Eviter à tout prix la perspective d’un procès. Depuis des mois, la ligne de défense de Nicolas Sarkozy dans l’affaire Bismuth, pour laquelle l’ancien président est triplement mis en examen et risque l’inégibilité pure et simple, n’a pas varié d’un iota. Après avoir soulevé (en vain) la nullité des écoutes, déposé une question prioritaire de constitutionnalité, demandé le dessaisissement d’une des juges en charge du dossier et déposé une flopée de requêtes en nullité, le clan Sarkozy use des dernières possibilités offertes par le code de procédure pénale pour retarder l’échéance et éviter un renvoi en correctionnelle, catastrophique en termes d’image.
Les juges Patricia Simon et Claire Thépaut ayant notifié la fin de leur instruction début février, le parquet a en théorie jusqu’à début juin pour prendre ses réquisitions et ouvrir la voie à un procès. Mais ce délai pourrait être encore repoussé de plusieurs semaines, voire de plusieurs mois.
Selon nos informations, l'avocat Thierry Herzog, également mis en examen, a demandé fin mars à être à nouveau entendu par les juges, comme le lui permet l'article 175 du code de procédure pénal. Une pirouette procédurale révélatrice des manœuvres dilatoires qui émaillent le dossier depuis des mois. Convoqué en octobre, Me Herzog était en effet resté muet tout au long de son interrogatoire, puis avait laissé le soin à ses avocats de déposer une requête en nullité contre son audition, jugée irrégulière. Selon le pénaliste et ses conseils, aucun acte d'enquête n'aurait dû être réalisé tant que la Cour de cassation ne s'était pas prononcée sur le fond, d'où le silence opposé cet automne aux juges d'instruction. Les écoutes ayant depuis été validées par la juridiction suprême, Me Herzog a soudainement manifesté son désir de s'expliquer à son tour sur le fond. Les juges ont désormais jusqu'au 23 avril pour l'entendre (ou motiver leur refus de le faire, hypothèse fort peu probable). Ensuite, elles devront une nouvelle fois notifier la fin de leur instruction, et ainsi ouvrir un nouveau délai de trois mois pour les réquisitions du parquet. Par ailleurs, trois ultimes requêtes en nullité doivent encore être examinées par la chambre de l'instruction de la cour d'appel de Paris, qui tranchera le 9 mai. Si elles étaient rejetées, les avocats de Nicolas Sarkozy pourraient encore se pourvoir en cassation.
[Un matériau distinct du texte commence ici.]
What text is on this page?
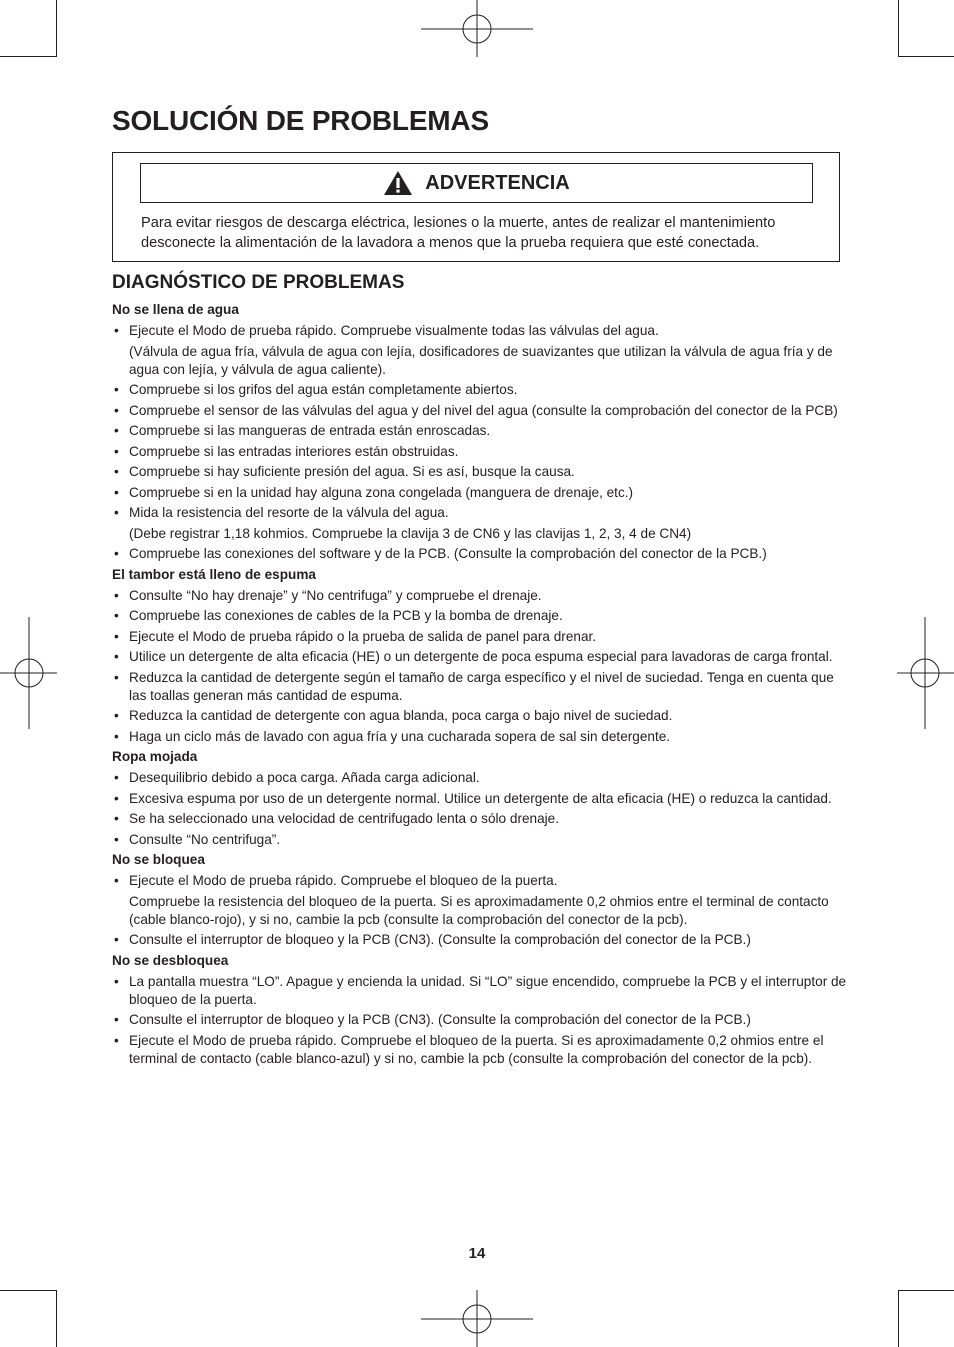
SOLUCIÓN DE PROBLEMAS
ADVERTENCIA
Para evitar riesgos de descarga eléctrica, lesiones o la muerte, antes de realizar el mantenimiento desconecte la alimentación de la lavadora a menos que la prueba requiera que esté conectada.
DIAGNÓSTICO DE PROBLEMAS
No se llena de agua
• Ejecute el Modo de prueba rápido. Compruebe visualmente todas las válvulas del agua.
(Válvula de agua fría, válvula de agua con lejía, dosificadores de suavizantes que utilizan la válvula de agua fría y de agua con lejía, y válvula de agua caliente).
• Compruebe si los grifos del agua están completamente abiertos.
• Compruebe el sensor de las válvulas del agua y del nivel del agua (consulte la comprobación del conector de la PCB)
• Compruebe si las mangueras de entrada están enroscadas.
• Compruebe si las entradas interiores están obstruidas.
• Compruebe si hay suficiente presión del agua. Si es así, busque la causa.
• Compruebe si en la unidad hay alguna zona congelada (manguera de drenaje, etc.)
• Mida la resistencia del resorte de la válvula del agua.
(Debe registrar 1,18 kohmios. Compruebe la clavija 3 de CN6 y las clavijas 1, 2, 3, 4 de CN4)
• Compruebe las conexiones del software y de la PCB. (Consulte la comprobación del conector de la PCB.)
El tambor está lleno de espuma
• Consulte “No hay drenaje” y “No centrifuga” y compruebe el drenaje.
• Compruebe las conexiones de cables de la PCB y la bomba de drenaje.
• Ejecute el Modo de prueba rápido o la prueba de salida de panel para drenar.
• Utilice un detergente de alta eficacia (HE) o un detergente de poca espuma especial para lavadoras de carga frontal.
• Reduzca la cantidad de detergente según el tamaño de carga específico y el nivel de suciedad. Tenga en cuenta que las toallas generan más cantidad de espuma.
• Reduzca la cantidad de detergente con agua blanda, poca carga o bajo nivel de suciedad.
• Haga un ciclo más de lavado con agua fría y una cucharada sopera de sal sin detergente.
Ropa mojada
• Desequilibrio debido a poca carga. Añada carga adicional.
• Excesiva espuma por uso de un detergente normal. Utilice un detergente de alta eficacia (HE) o reduzca la cantidad.
• Se ha seleccionado una velocidad de centrifugado lenta o sólo drenaje.
• Consulte “No centrifuga”.
No se bloquea
• Ejecute el Modo de prueba rápido. Compruebe el bloqueo de la puerta.
Compruebe la resistencia del bloqueo de la puerta. Si es aproximadamente 0,2 ohmios entre el terminal de contacto (cable blanco-rojo), y si no, cambie la pcb (consulte la comprobación del conector de la pcb).
• Consulte el interruptor de bloqueo y la PCB (CN3). (Consulte la comprobación del conector de la PCB.)
No se desbloquea
• La pantalla muestra “LO”. Apague y encienda la unidad. Si “LO” sigue encendido, compruebe la PCB y el interruptor de bloqueo de la puerta.
• Consulte el interruptor de bloqueo y la PCB (CN3). (Consulte la comprobación del conector de la PCB.)
• Ejecute el Modo de prueba rápido. Compruebe el bloqueo de la puerta. Si es aproximadamente 0,2 ohmios entre el terminal de contacto (cable blanco-azul) y si no, cambie la pcb (consulte la comprobación del conector de la pcb).
14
En théorie, ces requêtes ne sont pas suspensives, pas plus que le recours sur la validité des écoutes devant la Cour européenne des droits de l’homme, et le parquet peut parfaitement prendre ses réquisitions sans attendre qu’elles soient purgées. Dès lors, les parties auront encore un délai d’un mois pour formuler des observations écrites. Elles pourront également, cas rarissime, faire appel de l’ordonnance de renvoi des juges. C’est seulement à l’issue de cette période que le parquet devra trouver une date pour audiencer l’affaire, au plus tôt en novembre. Et sans doute créer une nouvelle polémique.